15.3. Anti-virus software uses a virus signature to find a virus in a computer file system, allowing to detect, quarantine and remove the virus.
15.4. In the anti-virus software, the virus signature is referred to as a definition file or DAT file.
16. Malicious Computer & Network Equipment Protection Methods
16.1. Physical security is as important as data security. Network infrastructure can be protected by: - Secured telecommunications rooms, equipment cabinets, and cages - Cable locks and security screws for hardware devices - Wireless detection for unauthorized access points - Hardware firewalls - Network management system that detects changes in wiring and patch panels
16.2. ~ Another method of hardware security is to disable the AutoRun feature of the operating system. ~ AutoRun automatically follows the instructions in a special file called autorun.inf when it is found on new media.
16.3. @ Two- factor Authentication - secured using overlapping protection techniques to prevent unauthorized access to sensitive data. @ An example of two-factor authentication is using a password and a smart card to protect an asset.
17. Security Hardware
17.1. There are several methods of physically protecting computer equipment: ~ Use cable locks with equipment. ~ Keep telecommunication rooms locked. ~ Fit equipment with security screws. ~ Use security cages around equipment. ~ Label and install sensors, such as Radio ~ Frequency Identification (RFID) tags, on equipment. ~ Install physical alarms triggered by motion-detection sensors. ~ Use webcams with motion-detection and surveillance software.
17.2. For access to facilities, there are several means of protection: ~ Card keys that store user data, including level of access ~ Biometric sensors that identify physical characteristics of the user, such as fingerprints or retinas ~ Posted security guard ~ Sensors, such as RFID tags, to monitor equipment
17.3. - For users that need to access sensitive network resources, a token can be used to provide two-factor authentication. - A token can be hardware type, such as a pin card or a software type, such as a soft token program. - The token is assigned to a computer and creates a unique code at certain times. - When users access a network resource, they enter a PIN and a number displayed by the token. - The number displayed by the token is created from a calculation made with its internal clock and a random number encoded on the token at the factory. - This number is authenticated against a database that knows the token’s number and can calculate the same number.
17.4. Factors that determine the most effective security equipment to use to secure equipment and data include: ~ How the equipment is used? ~ Where the computer equipment is located? ~ What type of user access to data is required?

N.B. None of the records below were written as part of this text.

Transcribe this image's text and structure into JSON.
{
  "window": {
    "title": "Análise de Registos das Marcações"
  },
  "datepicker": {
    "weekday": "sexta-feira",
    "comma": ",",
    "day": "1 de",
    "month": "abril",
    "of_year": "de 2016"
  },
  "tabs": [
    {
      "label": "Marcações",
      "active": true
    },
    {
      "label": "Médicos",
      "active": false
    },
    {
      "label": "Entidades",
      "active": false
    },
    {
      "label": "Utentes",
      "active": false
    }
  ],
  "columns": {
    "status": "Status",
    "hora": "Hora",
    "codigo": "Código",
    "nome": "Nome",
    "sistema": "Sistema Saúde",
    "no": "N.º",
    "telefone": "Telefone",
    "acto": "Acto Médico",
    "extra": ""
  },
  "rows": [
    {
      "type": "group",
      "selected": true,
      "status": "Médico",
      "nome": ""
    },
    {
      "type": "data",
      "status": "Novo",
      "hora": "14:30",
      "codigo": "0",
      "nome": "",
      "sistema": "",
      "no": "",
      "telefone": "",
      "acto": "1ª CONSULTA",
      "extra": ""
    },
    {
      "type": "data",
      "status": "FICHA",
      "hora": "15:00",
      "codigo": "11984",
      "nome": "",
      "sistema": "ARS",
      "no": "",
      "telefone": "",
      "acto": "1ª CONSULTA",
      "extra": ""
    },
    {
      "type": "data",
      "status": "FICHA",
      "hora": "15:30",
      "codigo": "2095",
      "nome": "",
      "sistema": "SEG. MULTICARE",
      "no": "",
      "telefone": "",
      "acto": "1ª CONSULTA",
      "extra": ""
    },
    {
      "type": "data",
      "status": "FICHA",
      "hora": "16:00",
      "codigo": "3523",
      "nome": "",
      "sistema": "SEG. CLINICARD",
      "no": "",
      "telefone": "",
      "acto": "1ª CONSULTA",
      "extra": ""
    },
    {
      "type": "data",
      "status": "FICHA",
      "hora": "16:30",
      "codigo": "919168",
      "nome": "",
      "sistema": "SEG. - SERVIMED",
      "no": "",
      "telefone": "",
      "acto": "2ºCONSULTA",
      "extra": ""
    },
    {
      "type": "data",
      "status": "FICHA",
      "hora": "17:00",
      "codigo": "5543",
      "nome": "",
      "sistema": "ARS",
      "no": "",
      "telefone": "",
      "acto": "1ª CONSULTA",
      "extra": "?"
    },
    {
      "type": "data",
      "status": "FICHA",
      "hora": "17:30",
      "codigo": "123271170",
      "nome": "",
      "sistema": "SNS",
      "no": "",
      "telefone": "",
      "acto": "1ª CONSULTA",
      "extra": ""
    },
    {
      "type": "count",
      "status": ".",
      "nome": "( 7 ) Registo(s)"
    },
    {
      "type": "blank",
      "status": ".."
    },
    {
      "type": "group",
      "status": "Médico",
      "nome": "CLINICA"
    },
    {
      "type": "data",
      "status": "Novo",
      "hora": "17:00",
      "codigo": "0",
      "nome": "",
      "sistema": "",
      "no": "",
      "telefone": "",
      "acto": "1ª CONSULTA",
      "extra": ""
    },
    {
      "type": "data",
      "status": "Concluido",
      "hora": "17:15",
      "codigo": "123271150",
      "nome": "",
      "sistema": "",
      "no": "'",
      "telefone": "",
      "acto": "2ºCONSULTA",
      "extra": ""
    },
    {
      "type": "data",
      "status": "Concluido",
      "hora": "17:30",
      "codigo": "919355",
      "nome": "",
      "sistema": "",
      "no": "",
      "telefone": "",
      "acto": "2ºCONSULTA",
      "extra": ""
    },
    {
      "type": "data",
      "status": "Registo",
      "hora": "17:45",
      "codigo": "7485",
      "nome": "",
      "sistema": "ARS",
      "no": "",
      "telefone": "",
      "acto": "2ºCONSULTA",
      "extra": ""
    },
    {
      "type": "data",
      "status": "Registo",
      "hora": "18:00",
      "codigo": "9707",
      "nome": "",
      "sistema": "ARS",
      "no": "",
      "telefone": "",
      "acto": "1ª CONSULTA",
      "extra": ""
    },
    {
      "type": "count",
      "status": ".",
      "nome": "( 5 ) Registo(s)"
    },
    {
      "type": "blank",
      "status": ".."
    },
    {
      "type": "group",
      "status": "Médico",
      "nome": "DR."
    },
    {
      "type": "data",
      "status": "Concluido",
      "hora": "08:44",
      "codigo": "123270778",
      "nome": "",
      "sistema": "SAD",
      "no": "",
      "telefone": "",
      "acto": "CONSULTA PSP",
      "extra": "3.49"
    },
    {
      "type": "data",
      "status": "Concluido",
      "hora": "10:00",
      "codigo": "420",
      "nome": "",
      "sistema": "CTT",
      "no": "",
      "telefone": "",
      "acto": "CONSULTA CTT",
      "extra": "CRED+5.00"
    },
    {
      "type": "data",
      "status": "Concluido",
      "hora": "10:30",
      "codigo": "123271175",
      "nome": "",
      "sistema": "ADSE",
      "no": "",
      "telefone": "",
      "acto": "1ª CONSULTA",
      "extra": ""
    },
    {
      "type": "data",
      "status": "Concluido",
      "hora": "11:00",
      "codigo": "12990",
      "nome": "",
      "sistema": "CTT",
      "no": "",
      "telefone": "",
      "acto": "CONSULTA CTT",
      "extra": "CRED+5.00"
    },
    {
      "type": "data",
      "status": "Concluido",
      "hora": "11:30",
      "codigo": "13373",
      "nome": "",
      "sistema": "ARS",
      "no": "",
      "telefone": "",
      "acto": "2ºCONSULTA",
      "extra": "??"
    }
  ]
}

17.5. + Service Packs & Security Patches Regular security updates are essential to combat new viruses or worms. + A technician should understand how and when to install patches and updates. + Patches are code updates that manufacturers provide to prevent a newly discovered virus or worm from making a successful attack. + A Service Pack is a combination of patches and updates.
17.6. The following Windows options allow you to control when software is updated:
17.6.1. Automatic
17.6.1.1. Downloads and installs updates automatically without user intervention.
17.6.2. Only download updates
17.6.2.1. Downloads the updates automatically, but the user is required to install them.
17.6.3. Notify me
17.6.3.1. Notifies the user that updates are available and gives the option to download and install.
17.6.4. Turn off automatic updates
17.6.4.1. Prevents any checking for updates.